Gianni Boncompagni
Serata speciale qui a La Bussola di Viareggio: fra un po’ Marlene Dietrich si esibirà, e meno male che non l’hanno invitata in Rai, altrimenti avrebbero trovato il modo di bacchettarla, magari per il vestito aderente o uno sguardo un po’ troppo ammiccante. Se dovessi contare tutte le volte che hanno cercato di censurare le mie idee, non mi basterebbero le dita di entrambe le mani: l’ultima volta è stata con il TucaTuca (scritto da Boncompagni e Franco Pisano, ndr) lanciato da Raffaella Carrà a Canzonissima (nel 1971, ndr).Temendo che le inquadrature fisse inducessero i telespettatori a pensare che Enzo PaoloTurchi (che con lei eseguiva il balletto, ndr), anziché sfiorarle i fianchi, le toccasse parti “innominabili”, obbligarono lui e Raffaella a ballare girati di tre quarti, in una posizione a dir poco acrobatica. Mi ci è voluto del tempo per fare il callo a tutto questo, soprattutto dopo i dieci anni trascorsi in Svezia! Ci ero arrivato in autostop dopo il liceo, e quando tornai a Roma avevo tre figlie da mantenere (ottenne la patria potestà dalla moglie svedese, ndr)e tanta voglia di mettermi in gioco.
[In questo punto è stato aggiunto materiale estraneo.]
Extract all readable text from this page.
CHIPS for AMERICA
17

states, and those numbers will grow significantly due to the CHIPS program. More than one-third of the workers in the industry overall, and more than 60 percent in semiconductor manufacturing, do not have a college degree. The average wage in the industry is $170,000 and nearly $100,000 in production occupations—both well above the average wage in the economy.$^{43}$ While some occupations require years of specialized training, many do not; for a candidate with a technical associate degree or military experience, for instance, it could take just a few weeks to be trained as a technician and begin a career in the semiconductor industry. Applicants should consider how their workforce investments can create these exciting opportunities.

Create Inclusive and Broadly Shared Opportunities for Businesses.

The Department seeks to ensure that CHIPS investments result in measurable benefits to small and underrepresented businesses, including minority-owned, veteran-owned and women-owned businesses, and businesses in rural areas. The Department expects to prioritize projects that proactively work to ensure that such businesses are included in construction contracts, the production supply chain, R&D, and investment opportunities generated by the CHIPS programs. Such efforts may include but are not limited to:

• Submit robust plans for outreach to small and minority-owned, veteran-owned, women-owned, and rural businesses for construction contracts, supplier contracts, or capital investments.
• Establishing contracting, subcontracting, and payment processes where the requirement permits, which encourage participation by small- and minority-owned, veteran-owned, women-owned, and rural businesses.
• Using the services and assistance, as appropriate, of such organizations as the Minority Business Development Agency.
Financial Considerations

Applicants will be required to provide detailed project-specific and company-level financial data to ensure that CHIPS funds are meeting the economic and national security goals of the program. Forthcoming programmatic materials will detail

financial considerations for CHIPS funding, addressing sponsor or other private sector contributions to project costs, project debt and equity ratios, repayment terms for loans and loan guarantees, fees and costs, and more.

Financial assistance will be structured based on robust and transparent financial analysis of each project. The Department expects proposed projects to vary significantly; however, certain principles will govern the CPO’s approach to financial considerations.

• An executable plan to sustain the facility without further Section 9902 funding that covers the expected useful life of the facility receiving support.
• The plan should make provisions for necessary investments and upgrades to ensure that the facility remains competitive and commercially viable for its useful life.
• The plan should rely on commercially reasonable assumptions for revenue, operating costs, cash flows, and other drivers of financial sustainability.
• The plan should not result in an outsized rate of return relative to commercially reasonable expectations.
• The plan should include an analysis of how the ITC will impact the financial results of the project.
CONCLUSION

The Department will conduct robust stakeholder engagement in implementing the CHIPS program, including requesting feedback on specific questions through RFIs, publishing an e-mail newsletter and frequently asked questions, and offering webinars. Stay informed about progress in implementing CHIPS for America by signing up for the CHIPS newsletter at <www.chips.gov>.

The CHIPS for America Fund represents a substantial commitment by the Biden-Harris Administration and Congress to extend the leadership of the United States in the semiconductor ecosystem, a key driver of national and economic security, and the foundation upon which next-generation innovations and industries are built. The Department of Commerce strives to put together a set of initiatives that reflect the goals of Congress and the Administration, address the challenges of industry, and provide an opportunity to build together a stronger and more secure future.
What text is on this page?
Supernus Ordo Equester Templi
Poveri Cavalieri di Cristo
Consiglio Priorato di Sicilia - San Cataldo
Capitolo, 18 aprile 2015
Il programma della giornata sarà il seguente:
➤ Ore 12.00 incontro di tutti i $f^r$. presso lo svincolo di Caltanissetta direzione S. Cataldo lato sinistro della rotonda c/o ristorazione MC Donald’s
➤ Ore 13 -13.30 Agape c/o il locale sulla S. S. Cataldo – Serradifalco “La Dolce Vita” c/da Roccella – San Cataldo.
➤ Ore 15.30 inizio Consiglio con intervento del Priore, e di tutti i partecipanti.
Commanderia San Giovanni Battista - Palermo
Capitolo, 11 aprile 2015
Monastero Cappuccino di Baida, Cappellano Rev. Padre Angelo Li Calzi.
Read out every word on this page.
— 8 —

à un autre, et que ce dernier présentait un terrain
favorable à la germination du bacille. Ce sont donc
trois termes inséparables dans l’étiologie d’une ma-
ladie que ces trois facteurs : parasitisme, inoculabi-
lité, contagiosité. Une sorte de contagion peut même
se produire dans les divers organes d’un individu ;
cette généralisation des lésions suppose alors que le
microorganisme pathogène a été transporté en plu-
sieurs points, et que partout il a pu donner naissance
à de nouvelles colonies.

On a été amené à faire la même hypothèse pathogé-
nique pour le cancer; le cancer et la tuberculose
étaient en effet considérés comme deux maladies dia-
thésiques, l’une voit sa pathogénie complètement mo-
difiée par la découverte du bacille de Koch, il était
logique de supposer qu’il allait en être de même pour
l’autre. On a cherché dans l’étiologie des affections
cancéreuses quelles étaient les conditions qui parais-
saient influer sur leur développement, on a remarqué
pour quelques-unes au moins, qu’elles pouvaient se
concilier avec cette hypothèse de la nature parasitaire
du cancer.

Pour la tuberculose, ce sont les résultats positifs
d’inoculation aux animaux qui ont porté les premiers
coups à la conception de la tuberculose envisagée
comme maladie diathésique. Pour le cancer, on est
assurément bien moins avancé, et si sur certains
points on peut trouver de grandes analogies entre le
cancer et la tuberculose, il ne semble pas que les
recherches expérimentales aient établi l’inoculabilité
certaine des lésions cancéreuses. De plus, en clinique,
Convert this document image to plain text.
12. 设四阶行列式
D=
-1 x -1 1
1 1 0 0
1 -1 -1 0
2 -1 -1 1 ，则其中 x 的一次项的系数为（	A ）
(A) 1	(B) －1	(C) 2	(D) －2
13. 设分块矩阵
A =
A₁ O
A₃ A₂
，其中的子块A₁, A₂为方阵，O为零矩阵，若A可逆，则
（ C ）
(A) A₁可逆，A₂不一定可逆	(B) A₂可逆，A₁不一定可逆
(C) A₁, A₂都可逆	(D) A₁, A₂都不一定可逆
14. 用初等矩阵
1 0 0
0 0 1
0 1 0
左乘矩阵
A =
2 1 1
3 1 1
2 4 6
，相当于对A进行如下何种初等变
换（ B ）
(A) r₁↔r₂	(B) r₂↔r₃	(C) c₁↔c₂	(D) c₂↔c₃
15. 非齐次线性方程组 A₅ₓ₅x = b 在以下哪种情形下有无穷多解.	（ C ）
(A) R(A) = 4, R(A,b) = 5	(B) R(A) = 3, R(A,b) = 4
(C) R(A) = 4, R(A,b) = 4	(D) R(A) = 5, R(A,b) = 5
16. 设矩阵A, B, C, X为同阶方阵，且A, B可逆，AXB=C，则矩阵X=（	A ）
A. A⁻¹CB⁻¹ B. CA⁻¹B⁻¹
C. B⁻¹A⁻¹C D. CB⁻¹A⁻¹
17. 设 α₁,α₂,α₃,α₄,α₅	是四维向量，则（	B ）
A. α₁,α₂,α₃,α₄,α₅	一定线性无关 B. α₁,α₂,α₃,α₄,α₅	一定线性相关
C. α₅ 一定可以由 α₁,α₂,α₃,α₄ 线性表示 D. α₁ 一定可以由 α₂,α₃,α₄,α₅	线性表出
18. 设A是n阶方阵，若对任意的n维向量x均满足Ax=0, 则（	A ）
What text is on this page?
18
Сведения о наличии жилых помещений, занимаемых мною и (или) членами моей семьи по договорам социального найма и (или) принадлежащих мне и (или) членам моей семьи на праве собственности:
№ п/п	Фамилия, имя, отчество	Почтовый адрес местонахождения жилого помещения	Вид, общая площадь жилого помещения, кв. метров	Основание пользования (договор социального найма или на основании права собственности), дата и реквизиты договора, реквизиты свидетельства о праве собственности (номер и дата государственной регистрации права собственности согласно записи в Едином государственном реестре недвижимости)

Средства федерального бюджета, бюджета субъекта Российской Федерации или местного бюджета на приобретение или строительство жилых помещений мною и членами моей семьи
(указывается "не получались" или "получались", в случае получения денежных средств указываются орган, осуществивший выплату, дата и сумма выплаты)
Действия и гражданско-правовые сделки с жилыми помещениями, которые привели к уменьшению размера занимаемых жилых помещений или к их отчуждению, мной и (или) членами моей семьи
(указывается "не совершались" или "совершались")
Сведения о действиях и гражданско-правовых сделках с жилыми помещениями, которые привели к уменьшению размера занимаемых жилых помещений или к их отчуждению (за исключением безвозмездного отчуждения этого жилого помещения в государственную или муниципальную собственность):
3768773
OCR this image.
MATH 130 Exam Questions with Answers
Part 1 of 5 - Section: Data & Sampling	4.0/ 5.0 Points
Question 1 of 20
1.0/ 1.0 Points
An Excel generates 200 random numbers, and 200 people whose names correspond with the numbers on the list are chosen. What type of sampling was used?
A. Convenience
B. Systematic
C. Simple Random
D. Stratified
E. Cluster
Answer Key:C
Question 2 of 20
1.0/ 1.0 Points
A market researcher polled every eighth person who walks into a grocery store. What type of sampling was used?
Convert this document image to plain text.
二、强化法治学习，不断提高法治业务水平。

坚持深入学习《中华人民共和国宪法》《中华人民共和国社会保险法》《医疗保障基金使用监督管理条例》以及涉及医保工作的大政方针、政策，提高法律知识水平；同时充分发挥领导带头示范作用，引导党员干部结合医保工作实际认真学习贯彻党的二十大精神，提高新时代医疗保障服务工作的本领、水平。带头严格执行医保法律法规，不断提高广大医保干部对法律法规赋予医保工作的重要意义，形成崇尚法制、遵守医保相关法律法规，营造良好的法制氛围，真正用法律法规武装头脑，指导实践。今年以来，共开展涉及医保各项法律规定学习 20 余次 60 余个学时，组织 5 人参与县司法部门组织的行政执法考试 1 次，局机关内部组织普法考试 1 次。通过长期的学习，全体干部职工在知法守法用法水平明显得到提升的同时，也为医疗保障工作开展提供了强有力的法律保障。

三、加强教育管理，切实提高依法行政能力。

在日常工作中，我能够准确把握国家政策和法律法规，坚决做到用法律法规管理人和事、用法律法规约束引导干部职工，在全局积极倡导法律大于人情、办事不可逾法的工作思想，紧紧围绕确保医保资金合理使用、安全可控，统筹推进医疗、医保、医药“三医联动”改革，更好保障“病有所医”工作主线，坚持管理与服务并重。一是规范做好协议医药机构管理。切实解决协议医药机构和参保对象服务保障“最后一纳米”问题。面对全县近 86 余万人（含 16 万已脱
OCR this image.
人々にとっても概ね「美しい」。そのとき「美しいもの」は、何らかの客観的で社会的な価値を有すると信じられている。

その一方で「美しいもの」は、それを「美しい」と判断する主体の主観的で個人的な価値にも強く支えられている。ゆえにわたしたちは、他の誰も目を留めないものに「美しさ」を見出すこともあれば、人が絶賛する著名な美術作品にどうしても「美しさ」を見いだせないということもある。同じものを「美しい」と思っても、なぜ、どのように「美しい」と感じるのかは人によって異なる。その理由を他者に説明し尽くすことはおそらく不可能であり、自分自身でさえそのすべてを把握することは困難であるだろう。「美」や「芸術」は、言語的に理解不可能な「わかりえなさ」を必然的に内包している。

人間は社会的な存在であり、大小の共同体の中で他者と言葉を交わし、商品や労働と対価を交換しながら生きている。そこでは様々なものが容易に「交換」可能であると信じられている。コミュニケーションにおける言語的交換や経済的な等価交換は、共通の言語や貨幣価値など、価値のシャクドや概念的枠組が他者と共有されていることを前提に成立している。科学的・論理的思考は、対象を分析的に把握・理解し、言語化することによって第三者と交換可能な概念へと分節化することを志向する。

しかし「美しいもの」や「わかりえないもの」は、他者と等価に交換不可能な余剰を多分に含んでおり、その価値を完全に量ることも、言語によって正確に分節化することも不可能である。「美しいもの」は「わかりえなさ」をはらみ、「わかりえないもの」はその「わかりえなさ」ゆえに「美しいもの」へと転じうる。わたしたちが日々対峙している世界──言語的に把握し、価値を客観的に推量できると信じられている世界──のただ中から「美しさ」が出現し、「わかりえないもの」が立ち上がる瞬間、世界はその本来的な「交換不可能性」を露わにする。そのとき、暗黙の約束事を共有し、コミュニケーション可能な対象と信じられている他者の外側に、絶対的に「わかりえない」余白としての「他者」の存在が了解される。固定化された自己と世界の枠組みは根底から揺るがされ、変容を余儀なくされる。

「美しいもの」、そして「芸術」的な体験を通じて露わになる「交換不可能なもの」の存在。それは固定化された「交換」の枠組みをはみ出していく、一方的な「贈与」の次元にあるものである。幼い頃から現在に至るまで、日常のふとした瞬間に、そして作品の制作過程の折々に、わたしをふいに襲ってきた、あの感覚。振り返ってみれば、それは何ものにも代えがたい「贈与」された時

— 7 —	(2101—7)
MUSICA, RISATE E TORMENTONI
A svecchiare una Rai bacchettona che ancora imponeva i collant coprenti alle gemelle Kessler, ci pensammo io e Renzo Arbore, i Giamburrasca della radio italiana. Con
Bandiera gialla (1965) mandammo a gambe all’aria la liturgia radiofonica lanciando la musica beat e portando i capelloni in Italia, poi fu la volta di Alto Gradimento (1970), la nostra sfida più grande. Nella prima puntata lessi l’elenco di parole “sconsigliate” dalla Rai: “sudore, peli, inguine, amante, ernia, piedi, divorzio, membro”. Pensavo mi avrebbero cacciato e invece mi lasciarono fare e così, su un Belpaese ancora ingessato, piombarono una pioggia di tormentoni, battute non-sense, improvvisazioni e personaggi indimenticabili. Cosa farò in futuro? Quello che mi riesce meglio: ridere e far ridere rimanendo me stesso, un iconoclasta un po’ pigro e fortunatissimo.